Even within the same person, tics vary in many ways:

  • they wax and wane; get better and worse over time
  • they change; one tic stops and another starts
  • they may be made worse by stress and anxiety
  • they may be reduced with relaxation or concentration on an absorbing task

In some situations it may be difficult to believe these noises or actions that people with TS make are involuntary, but they are part of the symptoms of TS.

  • Copropraxia - the making of obscene or otherwise unacceptable movements or gestures.
  • Coprolalia - using obscene or unacceptable language.
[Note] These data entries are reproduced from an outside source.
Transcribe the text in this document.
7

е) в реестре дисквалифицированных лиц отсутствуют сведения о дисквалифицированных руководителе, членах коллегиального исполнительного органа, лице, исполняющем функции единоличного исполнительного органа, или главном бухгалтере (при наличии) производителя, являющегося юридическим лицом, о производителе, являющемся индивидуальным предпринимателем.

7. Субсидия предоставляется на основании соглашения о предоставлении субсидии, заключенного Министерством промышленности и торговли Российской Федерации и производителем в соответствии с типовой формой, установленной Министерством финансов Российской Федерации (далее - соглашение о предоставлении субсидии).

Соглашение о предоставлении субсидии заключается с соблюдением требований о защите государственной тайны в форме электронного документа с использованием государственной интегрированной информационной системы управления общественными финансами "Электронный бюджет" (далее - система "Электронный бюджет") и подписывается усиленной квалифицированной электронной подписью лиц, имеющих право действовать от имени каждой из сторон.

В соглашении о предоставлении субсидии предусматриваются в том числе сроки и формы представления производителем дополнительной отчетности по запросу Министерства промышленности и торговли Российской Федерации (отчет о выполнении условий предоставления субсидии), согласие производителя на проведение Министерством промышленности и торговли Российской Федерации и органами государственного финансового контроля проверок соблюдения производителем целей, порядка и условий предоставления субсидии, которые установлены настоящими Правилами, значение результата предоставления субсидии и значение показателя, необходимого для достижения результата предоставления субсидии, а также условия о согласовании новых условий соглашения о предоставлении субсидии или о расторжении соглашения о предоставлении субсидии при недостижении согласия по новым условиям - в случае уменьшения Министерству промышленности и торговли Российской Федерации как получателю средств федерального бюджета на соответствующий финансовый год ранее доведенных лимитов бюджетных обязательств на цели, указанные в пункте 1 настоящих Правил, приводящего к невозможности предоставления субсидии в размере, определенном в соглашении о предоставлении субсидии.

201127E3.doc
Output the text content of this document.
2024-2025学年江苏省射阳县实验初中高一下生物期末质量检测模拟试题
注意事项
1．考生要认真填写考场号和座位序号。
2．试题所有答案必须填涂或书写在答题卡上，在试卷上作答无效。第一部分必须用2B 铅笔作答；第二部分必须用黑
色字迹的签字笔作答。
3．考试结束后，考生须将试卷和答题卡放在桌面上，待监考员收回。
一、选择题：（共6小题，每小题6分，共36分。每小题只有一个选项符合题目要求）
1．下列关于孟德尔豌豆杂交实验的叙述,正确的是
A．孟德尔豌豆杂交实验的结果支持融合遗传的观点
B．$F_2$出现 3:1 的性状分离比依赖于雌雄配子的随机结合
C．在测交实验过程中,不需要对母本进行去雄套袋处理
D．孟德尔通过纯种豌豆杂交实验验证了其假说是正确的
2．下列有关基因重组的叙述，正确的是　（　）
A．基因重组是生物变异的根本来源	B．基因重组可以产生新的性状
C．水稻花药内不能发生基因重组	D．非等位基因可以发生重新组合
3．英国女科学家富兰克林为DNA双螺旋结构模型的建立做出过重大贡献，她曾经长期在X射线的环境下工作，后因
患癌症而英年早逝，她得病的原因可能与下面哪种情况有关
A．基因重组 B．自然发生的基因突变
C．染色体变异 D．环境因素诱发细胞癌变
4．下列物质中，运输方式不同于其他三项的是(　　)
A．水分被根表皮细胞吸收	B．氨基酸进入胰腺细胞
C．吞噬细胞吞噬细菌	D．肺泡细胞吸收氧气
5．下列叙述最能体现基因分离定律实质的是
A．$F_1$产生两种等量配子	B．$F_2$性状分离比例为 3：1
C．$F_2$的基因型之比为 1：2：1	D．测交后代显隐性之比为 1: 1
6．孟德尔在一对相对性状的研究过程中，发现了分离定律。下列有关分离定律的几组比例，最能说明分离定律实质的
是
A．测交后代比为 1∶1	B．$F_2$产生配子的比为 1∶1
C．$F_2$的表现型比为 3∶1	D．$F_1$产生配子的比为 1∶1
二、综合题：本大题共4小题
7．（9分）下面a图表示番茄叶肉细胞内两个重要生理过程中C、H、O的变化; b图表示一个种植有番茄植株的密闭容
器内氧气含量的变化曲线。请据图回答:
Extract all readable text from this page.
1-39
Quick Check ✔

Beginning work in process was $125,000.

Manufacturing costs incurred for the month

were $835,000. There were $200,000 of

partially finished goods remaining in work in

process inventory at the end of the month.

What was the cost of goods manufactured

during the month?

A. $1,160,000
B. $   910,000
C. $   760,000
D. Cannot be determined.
Many people assume people with TS have this but in reality it only affects around 10% of people with TS.
  • Coprophenomena - the involuntary expression of socially unacceptable words or gestures.
  • Echophenomena - repeating other people’s words (echolalia) and other people’s gestures (echopraxia).
  • NOSI - Non-Obscene Socially Inappropriate behaviour, involves saying things that are socially unacceptable.
  • Paliphenomena - Similar to echophenomena. Involves the person with TS repeating their own words and actions such as "Hello, I came here by bus bus bus bus"

Treatment

There is no cure for Tourette's syndrome, and it is difficult to measure the effectiveness of treatments because of the nature of tics that come and go naturally. Sometimes medication is recommended but these often have different effects on different people and so several may need to be tried before the 'right' one is found. At CAMHS, we might first try out Habit Reversal Therapy, more information is available in our leaflet.